L’autre chose, c’est la météo. Rien de plus triste qu’une manif sous la pluie. Manif mouillée, manif ratée. On est tous là sous nos parapluies, à faire la tronche, à nous tremper les chaussures, à nous cogner les baleines les uns dans les autres. C’est pitoyable. Une bonne manif, côté météo, c’est :  pas trop chaud, pas trop froid, pas trop de vent. Et pas de pluie. Idéal pour marcher.

Cela dit, une manif pose deux problèmes logistiques. Premièrement : retrouver les copains. C’est quand même plus sympa de défiler avec des copains plutôt que seul, noyé dans la masse. Même si, bien entendu, on est tous là entre camarades, c’est la lutte finale, etc. Mais, bon : les camarades, c’est bien. Les copains, c’est mieux.

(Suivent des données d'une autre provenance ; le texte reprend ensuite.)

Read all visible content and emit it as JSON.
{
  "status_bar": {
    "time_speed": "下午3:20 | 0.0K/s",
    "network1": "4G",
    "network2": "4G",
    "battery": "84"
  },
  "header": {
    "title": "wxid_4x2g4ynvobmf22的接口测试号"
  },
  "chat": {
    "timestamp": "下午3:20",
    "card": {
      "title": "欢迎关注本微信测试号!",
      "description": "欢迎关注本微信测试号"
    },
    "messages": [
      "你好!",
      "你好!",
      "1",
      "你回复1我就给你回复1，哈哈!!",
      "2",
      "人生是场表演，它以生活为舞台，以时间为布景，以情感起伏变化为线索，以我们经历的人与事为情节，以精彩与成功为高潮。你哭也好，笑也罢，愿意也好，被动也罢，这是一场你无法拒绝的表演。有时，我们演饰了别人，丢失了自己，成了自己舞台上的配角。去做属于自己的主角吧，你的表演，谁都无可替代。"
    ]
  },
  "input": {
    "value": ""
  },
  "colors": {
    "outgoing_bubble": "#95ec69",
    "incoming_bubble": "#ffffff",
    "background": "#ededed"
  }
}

Reste le deuxième problème : où se mettre entre copains dans la manif ? Avec qui ? On peut choisir sa niche, sous la banderole de son parti ou de son syndicat, si on en a un. Tous ensemble, ouais. Mais, on peut aussi se faire le défilé en libre service, en zappant d’une organisation à une autre. On peut. Mais c’est fatiguant. Il faut sans cesse accélérer, décrocher, remonter, doubler…

L’autre truc, c’est les tracts. C’est incroyable le nombre de gens qui veulent vous refiler leurs tracts. La moindre tendance d’un sous-groupe d’un groupuscule vous flanque un tract dans les mains. Si on se laisse faire, on finit les poches bourrées de tracts. C’est mauvais pour la marche. Et pour les poches. En même temps, on ne peut pas dire non à tout le monde. Sinon, on se fait mal voir. Alors, j’en prends un de temps en temps. Pour montrer ma bonne volonté. Après, le soir, je les lis.

Tout ça pour dire que j’adore les manifs, et tout le boucan que ça fait. Sirènes, trompettes, pétards, fumigènes, tambours, sono d’enfer, slogans, chants : impossible d’entendre quoi que soit au portable, et c’est tant mieux. J’ai aussi la satisfaction d’exercer un droit fondamental du citoyen, qui est de marcher pour protester.

J’aime bien pouvoir me dire que j’y étais, que j’en étais.

L’autre jour, grâce à moi, on a tout juste dépasser le million. On était exactement 1 000 001. Merci qui ?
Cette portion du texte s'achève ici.